À l’hôtel de la Cloche, célébré déjà par Alexandre Dumas, on menait grand bruit, ce matin. Les chiens aboyaient, les chasseurs préparaient leurs armes ; j’ai entendu un piqueur qui disait à son maître :

— Voici le fusil de M. le marquis.

Il y a donc encore des marquis !

J’étais préoccupé d’une tout autre chasse… Je m’informai de l’heure à laquelle ouvrait la Bibliothèque.

— Le jour de la Toussaint, me dit-on, elle est naturellement fermée.

— Et les autres jours ?

— Elle ouvre de sept heures du soir à onze heures.
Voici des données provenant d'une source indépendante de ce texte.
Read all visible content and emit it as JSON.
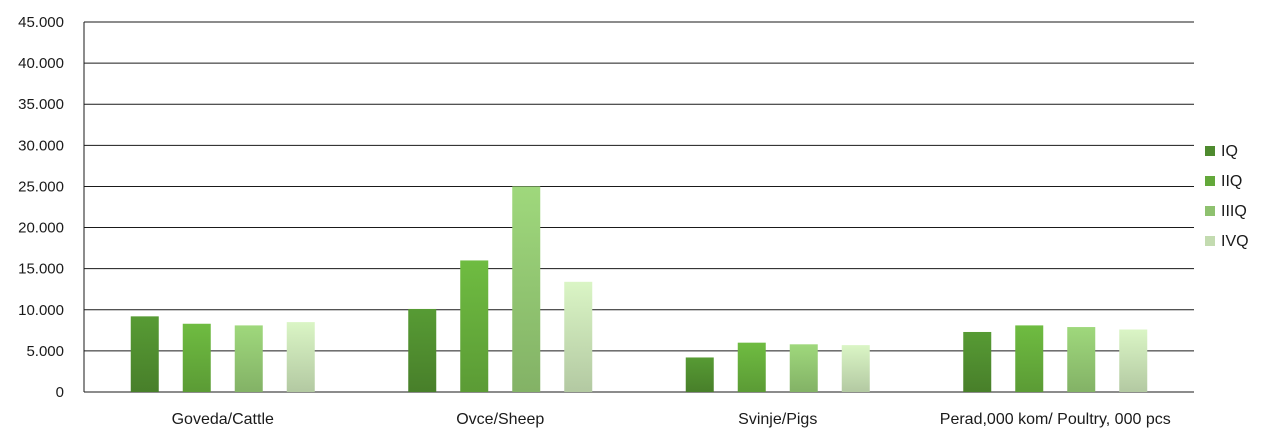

Je crains de me faire ici plus malheureux que je n’étais. J’avais une recommandation pour l’un des bibliothécaires, qui est en même temps un de nos bibliophiles les plus éminents. Non-seulement il a bien voulu me montrer les livres de la ville, mais encore les siens, parmi lesquels se trouvent de précieux autographes, tels que ceux d’une correspondance inédite de Voltaire, et un recueil de chansons, mises en musique par Rousseau et écrites de sa main, dont je n’ai pu voir sans attendrissement la belle et nette exécution, — avec ce titre : Anciennes Chansons sur de nouveaux airs. — Voici la première dans le style marotique :

Celui plus je ne suis que j’ai jadis été,
Et plus ne saurais jamais l’être :
Mon doux printemps et mon été
Ont fait le saut par la fenêtre, etc.


Cela m’a donné l’idée de revenir à Paris par Ermenonville, ce qui est la route la plus courte comme distance et la plus longue comme temps, bien que le chemin de fer fasse un coude énorme pour atteindre Compiègne.